Two days into the new decade, #WWIII was trending on Twitter.
As of Jan. 8 the president and Iran appear to have taken a step back from the edge of war, but for nearly a week talk of a potential war in Iran dominated both the news cycle and meme pages. From the first reports of a U.S. drone strike on an Iranian general, jokes about the draft dominated Instagram feeds and Reddit threads.
Despite the jokes, the draft has a long history as relevant to college students and, through the Selective Service System, is still relevant today.
During the Vietnam War, many but not all college students were eligible for deferments or exemptions that allowed those whose number had been called to either delay their service until after they had finished their degree or avoid it entirely. Nonetheless, college age Americans made up the bulk of U.S. combat forces in Vietnam. College protests in this era cemented the university’s role as a place where political critique and action is born. For those who stood against the war, these protests weren’t always a safe affair. In 1970, 4 students were killed and 9 were wounded by National Guard members who fired upon protestors at Kent State University.
The draft ended in 1973 after almost a decade of protest and U.S. armed forces have moved to an all-volunteer system. Still, the government reserves the right to reinstate the draft as and the Selective Service System gathers and keeps information on those who would be eligible for the draft, men between the ages of 18 and 25.
Despite the end of the draft, failing to register for the is a crime. Penalties include a fine of up to $250,000 and 5 years in prison. And as particularly relevant to those looking to attend college, Federal financial aid such as Pell Grants, Stafford Loans and Plus Loans are open only to those who comply with registration requirements.
In February 2019 a federal court ruled that a male-only draft is unconstitutional. Since then, the Department of Defense has commissioned a study to see what the effects of including women in a draft would entail. If the Selective Service is expanded to include women, women wishing to attend college would have to register to be eligible for most forms of financial aid.
Casey Parker, 21, said that the change would only serve to add another barrier towards education.
“What [the Federal government] is saying here is that you have to be willing to potentially die for us or you can’t get money for education,” Parker said. “I think that is evil.”

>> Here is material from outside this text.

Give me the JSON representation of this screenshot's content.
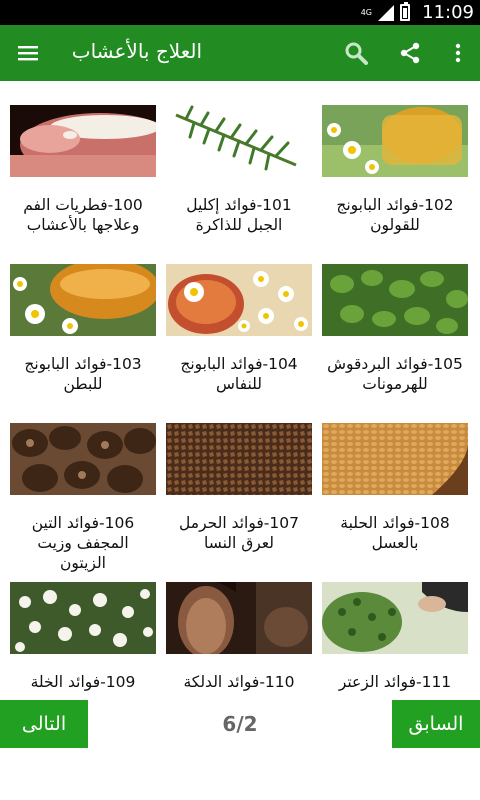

Parker added that she also disapproves of the current requirement that men must register in order to be eligible for financial aid. She also criticized the military’s current recruitment efforts.
“Yes they’re all volunteers, but recruiters target neighborhoods with bad schools, people with low income. They target people who don’t have as many options,” she said.
Parker said that although the draft has not been used since Vietnam, she takes issue with the continued existence of the Selective Service. She said that even as only a contingency plan, the registry is in opposition to democratic principles.
Aiden Davis, an engineering student, said that while he understands the philosophical objections to the draft he is unconcerned with the Selective Service registration requirement.
“I understand why it was a problem, but since the draft is practically dead I’m not too worried about it,” he said. “I don’t really see a situation where they would need to reinstate it.”
A student protest against war in Iran was planned for Saturday Jan. 11 but was cancelled due to inclement weather.